By Richard Manning Smith, Ph.D.

 

 

¨      Begin with an open mind.   The most important quality that will affect your success is your attitude.

¨      If you can achieve success in a “difficult” math course, your awareness of that success can inspire you to pursue challenging projects in the future without becoming demoralized.

¨      Recognize that you have control over how well you will do in the course.

¨      Decide now that you will make an honest effort to do well in the course.

¨      Decide now that you will work not merely to pass the course but to do much better than pass.

¨      Decide now that you will persist in working hard in the course until the end, regardless of any setbacks that might occur along the way.

¨      Make an exceptional effort from the beginning.  Be over dedicated for the first two or three weeks of the course.

¨      Select your teacher with care.  Ask for recommendations from your counselor or tutor.

¨      Buy the textbook early.  Get a head start by reading appropriate sections before the course starts.

 

 

¨      Feel free to ask questions in class.  Don’t put off questions until later.

¨      Attend all classes.  Missing even one class can put you behind in the course by at least two classes.

¨      Arrive on time or a little early, get out your notes and homework, and identify any questions you have for the instructor.

¨      Sit in the front and center of the class.

¨      Use one three-ring binder devoted exclusively to math.  Keep all your notes and tests in order.

¨      Take a complete set of notes.  Compare notes with another person in class to fill in any parts you missed.

¨      Take a tape recorder to class to tape the lecture in addition to taking notes in class.

 

 

¨      Plan your study schedule carefully.  Give yourself a number of hours to study math every day.

¨      Choose a time of day to study math when you are especially alert.

¨      Work with a tutor, the instructor, or a study buddy every day.

¨      Read your math notes on the same day that you wrote them.

¨      Read the textbook and understand the concepts before starting your homework.
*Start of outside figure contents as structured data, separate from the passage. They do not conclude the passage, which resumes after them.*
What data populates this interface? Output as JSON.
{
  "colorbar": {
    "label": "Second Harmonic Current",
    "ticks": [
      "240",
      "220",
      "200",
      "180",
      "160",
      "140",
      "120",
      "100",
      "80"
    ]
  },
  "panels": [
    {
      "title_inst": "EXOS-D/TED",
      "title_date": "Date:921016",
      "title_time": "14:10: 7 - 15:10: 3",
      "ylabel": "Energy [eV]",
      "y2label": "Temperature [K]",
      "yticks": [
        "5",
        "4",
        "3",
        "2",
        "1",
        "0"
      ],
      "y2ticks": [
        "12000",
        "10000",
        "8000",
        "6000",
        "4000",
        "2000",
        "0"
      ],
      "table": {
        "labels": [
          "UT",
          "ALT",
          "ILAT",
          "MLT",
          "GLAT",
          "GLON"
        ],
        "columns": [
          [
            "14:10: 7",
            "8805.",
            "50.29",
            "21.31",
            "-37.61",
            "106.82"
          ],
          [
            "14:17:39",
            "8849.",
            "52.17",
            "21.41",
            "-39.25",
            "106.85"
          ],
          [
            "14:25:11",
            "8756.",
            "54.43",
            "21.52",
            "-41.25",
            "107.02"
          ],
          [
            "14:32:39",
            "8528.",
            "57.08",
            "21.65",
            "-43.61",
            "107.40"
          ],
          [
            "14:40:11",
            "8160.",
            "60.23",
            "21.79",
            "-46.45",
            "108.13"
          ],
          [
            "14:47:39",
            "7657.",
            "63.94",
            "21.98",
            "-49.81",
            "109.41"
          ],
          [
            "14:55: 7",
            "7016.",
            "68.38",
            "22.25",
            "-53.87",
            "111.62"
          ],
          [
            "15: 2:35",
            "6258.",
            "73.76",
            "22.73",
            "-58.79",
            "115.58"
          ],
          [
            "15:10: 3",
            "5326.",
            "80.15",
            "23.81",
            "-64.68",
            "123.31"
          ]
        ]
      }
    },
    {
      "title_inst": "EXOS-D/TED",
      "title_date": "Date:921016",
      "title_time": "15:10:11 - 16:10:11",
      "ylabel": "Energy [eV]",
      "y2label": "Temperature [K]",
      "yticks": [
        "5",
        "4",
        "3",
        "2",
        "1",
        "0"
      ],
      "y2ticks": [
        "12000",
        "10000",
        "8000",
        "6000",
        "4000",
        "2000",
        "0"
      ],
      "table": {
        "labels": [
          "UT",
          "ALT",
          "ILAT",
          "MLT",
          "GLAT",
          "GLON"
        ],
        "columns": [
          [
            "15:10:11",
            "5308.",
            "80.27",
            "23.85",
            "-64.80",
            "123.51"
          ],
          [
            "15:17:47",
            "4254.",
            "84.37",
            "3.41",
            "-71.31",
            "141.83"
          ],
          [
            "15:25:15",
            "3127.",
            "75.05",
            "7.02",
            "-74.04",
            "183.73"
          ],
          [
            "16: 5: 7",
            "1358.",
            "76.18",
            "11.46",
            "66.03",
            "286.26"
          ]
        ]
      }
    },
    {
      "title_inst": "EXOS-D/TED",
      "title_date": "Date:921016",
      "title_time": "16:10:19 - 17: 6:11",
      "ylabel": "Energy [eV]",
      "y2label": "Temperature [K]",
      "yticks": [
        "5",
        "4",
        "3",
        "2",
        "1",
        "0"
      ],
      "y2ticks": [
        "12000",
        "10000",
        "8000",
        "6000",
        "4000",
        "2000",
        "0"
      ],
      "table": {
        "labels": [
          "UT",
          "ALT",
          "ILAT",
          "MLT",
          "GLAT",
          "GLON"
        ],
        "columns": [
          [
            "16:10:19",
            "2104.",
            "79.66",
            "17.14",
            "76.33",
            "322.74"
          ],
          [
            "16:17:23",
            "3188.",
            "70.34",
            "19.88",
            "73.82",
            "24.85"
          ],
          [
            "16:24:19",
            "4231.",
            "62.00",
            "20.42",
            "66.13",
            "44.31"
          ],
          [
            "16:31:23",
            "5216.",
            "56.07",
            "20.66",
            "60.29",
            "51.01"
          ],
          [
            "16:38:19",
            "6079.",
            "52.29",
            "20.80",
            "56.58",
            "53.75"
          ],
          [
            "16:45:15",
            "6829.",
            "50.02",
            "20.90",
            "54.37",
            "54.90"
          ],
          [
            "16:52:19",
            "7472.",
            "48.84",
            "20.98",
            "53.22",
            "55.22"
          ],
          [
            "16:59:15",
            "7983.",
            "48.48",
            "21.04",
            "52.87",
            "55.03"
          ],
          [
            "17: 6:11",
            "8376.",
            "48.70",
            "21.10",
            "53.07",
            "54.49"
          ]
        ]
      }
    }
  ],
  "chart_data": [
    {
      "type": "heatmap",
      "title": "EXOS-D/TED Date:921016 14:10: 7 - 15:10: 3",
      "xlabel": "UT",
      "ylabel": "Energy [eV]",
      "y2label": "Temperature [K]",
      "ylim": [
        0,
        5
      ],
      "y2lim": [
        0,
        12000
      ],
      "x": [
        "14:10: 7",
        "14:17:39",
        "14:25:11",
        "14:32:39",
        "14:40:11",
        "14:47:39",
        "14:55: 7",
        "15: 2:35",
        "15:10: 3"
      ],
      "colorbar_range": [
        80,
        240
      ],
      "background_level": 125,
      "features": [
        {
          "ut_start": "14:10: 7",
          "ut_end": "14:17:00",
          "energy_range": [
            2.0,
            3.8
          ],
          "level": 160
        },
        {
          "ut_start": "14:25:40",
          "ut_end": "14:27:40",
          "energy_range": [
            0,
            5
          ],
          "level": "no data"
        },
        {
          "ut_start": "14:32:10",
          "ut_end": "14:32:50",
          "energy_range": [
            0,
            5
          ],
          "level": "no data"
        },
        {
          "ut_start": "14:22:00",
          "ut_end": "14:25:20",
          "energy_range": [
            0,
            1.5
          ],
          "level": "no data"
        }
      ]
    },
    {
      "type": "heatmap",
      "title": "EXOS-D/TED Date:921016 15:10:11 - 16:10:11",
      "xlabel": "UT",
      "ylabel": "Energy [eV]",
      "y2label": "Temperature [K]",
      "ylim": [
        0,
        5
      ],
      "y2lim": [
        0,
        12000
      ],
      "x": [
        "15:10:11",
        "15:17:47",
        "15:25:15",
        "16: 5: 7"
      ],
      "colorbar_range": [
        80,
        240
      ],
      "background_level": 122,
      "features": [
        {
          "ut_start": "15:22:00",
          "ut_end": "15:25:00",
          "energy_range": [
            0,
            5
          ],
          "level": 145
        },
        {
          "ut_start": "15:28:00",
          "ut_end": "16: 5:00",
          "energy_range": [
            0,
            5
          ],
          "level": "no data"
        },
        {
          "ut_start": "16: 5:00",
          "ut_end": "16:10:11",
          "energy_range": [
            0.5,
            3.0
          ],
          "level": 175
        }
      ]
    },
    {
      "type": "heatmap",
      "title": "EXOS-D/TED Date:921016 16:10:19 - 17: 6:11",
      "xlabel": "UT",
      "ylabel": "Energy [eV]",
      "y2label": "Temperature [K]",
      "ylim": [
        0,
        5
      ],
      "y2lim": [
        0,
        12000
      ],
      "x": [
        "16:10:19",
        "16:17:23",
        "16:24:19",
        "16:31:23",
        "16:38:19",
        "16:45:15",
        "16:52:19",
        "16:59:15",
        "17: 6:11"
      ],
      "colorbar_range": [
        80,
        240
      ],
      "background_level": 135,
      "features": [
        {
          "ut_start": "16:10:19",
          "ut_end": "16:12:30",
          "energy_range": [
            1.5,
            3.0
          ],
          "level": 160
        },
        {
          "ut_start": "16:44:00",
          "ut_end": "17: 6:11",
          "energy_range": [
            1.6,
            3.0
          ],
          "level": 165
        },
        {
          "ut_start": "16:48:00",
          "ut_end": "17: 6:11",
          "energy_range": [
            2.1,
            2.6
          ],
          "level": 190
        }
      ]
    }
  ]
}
¨      A math textbook needs to be read slowly.  You do not have to read the whole chapter at once.  Read through a section, and then go through the examples.  Rework the examples without looking at the solution.

¨      Avoid test anxiety with solid preparation.

¨      Begin to prepare at least a week before the test.

¨      Write a list of all the topics the test might cover.  List each kind of word problem separately on your topics list.

¨      Find specific problems for each topic on your list.  Work out problems one topic at a time, until you are completely confident you understand that topic.

¨      Make up practice tests that have the same form as the test you will take.

¨      Think of ways to distinguish each type of problem from any other.  Write a list of similarities and differences.  Check that you have accurately identified the correct method for solving each problem.

¨      Aim for getting 100% on the test.  Over learn the material.  You can’t study too much.

 

 

 

Strategies for Math Word Problems

1)   Ignore numbers at first and read the story.  It may help some students to read the question aloud.  Every word problem tells a story.  Before deciding what math operation is required, retell the story in your own words.  Who is involved?  Are they receiving gifts, losing something, or dividing a treat?

2)   Relate the story to real life, perhaps by using names of family members. 

3)   Build, draw, or act out the story.  Use the blocks or actual objects when practical. 

4)   Look for practical applications that use the concept and ask questions in that context.

5) Read the problem carefully looking for clues and important information. Write down the clues, underline, or highlight the clues.

6) If necessary, rewrite the problem to help find these clues.

7) Use variable symbols, such as “X” for missing information.

8) Eliminate all non-essential information by drawing a line through distracting information.

9) Develop a plan based on the information determined to be important for solving the problem.

10) Carry out the plan using the math operations which were determined would find the answer.

11) Does the answer seem reasonable, if it does then it is probably ok – if not then check the work.

12) Work the problem in reverse or backwards, starting with the answer to see if you wind up with your original problem.